The Slover and Oleander Warehouse Project will be constructed in a low-income south Fontana neighborhood that suffers from some of the highest pollution levels in all of California. Over 20 warehouses have already been built within a mile of the project site, in an area that encompasses two public high schools and serves as home to hundreds of Californians. Collectively, these warehouses generate thousands of daily heavy-duty diesel truck trips. As a result, local residents and workers suffer from some of the highest exposures statewide to fine particulate matter, which are inhalable microscopic particles that travel deep into human lungs and are linked to increased risk of premature death, cardiovascular disease, lung cancer, and asthma attacks. They are also heavily exposed to ozone and toxic chemicals that can cause a wide array of other concerning health problems.
The project itself consists of a 205,000 square-foot warehouse with 22 truck docks, 40 truck parking spaces, and 95 standard parking spaces. The warehouse is expected to generate approximately 114 daily truck trips and 272 daily passenger car trips during the project’s round-the-clock operations. In addition, one quarter of the warehouse space is equipped for cold storage, a use that attracts highly-polluting trucks with auxiliary diesel engines needed for refrigeration. Despite this, the City of Fontana concludes that the project will not have significant environmental impacts and omits mitigation measures such as exceeding green building efficiency standards or using low-emission construction equipment that would reduce the pollution burden to local residents and create additional jobs and improve on-site worker safety.
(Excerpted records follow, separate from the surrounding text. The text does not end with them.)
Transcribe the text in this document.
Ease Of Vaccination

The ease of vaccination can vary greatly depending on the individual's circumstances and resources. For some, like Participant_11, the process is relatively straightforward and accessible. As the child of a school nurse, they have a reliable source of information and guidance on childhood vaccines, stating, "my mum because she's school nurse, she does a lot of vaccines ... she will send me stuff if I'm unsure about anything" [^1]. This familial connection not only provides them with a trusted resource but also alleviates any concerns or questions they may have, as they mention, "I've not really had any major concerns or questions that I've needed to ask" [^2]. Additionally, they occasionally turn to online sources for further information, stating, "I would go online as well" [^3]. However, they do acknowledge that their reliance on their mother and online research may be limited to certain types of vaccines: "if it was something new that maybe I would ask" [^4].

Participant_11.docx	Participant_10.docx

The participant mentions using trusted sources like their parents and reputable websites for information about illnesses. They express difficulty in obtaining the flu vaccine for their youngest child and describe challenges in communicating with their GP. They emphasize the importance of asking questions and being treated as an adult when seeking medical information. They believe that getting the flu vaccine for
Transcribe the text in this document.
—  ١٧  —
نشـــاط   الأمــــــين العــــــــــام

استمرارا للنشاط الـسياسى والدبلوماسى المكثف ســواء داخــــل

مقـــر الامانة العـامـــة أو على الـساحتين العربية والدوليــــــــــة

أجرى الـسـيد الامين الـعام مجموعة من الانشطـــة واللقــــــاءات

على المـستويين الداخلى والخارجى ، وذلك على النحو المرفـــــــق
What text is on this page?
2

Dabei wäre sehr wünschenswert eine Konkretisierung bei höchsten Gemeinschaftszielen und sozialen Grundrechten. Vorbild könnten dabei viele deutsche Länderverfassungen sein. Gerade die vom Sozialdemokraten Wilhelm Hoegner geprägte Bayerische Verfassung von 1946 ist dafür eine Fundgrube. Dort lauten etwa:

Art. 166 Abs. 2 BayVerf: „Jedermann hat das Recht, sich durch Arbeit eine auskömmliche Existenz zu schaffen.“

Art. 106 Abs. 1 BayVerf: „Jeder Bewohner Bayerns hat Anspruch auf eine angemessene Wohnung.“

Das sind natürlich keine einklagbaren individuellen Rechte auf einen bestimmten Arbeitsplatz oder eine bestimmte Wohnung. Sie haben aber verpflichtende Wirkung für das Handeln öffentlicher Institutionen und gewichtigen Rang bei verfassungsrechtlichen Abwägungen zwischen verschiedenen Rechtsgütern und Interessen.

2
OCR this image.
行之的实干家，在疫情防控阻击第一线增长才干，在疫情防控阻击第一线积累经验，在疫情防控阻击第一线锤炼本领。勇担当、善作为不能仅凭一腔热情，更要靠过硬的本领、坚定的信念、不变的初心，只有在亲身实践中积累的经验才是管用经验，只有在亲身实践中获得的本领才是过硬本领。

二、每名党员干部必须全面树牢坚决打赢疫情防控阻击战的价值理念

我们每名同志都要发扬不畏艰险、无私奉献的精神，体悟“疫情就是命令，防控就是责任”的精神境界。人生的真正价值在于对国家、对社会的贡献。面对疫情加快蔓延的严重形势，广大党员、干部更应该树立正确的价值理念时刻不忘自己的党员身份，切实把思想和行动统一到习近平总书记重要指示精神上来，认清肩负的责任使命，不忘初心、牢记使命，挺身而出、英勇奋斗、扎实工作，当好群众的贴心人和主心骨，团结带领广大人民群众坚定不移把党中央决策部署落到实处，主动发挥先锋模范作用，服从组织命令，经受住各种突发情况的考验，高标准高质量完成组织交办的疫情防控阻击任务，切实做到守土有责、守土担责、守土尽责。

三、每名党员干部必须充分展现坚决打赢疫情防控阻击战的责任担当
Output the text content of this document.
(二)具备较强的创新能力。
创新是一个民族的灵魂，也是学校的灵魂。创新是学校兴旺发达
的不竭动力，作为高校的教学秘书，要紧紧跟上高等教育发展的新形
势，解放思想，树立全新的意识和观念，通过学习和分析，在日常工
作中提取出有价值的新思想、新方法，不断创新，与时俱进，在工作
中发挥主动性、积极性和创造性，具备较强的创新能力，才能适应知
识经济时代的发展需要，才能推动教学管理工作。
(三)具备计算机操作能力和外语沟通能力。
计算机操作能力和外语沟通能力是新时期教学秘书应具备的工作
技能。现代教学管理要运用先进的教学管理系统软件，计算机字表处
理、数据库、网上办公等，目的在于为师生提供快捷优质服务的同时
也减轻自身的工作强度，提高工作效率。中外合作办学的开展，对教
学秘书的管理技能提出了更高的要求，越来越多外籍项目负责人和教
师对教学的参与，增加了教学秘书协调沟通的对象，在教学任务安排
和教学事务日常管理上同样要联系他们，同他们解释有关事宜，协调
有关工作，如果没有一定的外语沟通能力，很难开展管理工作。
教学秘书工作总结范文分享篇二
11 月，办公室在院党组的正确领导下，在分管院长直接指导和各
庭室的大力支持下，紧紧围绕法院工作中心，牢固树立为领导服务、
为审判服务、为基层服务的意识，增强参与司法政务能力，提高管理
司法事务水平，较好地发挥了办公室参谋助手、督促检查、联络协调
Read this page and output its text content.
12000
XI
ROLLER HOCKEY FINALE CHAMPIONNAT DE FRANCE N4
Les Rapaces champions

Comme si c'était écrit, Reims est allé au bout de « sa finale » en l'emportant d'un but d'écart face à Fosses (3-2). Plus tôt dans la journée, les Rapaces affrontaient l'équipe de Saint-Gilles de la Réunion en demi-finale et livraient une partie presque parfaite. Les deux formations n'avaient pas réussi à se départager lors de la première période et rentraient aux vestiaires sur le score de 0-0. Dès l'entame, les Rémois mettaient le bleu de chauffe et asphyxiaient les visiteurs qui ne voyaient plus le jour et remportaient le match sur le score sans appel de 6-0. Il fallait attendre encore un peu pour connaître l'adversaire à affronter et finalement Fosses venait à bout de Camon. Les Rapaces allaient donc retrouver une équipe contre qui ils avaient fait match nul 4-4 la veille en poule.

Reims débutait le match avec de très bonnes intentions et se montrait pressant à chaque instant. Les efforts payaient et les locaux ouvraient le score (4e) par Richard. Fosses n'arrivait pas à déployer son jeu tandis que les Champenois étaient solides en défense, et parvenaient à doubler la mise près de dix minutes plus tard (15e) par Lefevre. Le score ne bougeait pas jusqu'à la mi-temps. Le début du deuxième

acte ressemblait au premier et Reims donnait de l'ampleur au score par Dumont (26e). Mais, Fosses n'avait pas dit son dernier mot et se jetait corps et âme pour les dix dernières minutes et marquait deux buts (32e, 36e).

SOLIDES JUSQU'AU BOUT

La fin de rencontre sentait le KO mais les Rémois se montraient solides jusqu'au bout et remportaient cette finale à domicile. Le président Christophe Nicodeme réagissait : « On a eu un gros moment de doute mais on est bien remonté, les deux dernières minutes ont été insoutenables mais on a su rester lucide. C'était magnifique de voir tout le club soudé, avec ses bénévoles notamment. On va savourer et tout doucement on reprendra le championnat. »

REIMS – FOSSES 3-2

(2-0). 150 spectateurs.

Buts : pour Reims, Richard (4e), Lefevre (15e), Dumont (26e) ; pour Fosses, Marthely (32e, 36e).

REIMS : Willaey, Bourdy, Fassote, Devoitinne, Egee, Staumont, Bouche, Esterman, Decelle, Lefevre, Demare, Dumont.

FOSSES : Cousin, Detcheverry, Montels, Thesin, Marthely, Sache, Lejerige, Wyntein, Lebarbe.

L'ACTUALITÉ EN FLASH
In the lawsuit, Attorney General Bonta argues that the City of Fontana violated CEQA in its approval of the Slover and Oleander Warehouse Project by failing to:
- Prepare an environmental impact report despite substantial evidence that the project will have significant environmental impacts;
- Disclose the existence of dozens of other industrial warehouses in the area;
- Disclose that the City has approved and is planning additional warehouse developments within blocks of the project;
- Account for these nearby warehouses in its cumulative air quality analysis; and
- Mitigate all significant environmental impacts of the project.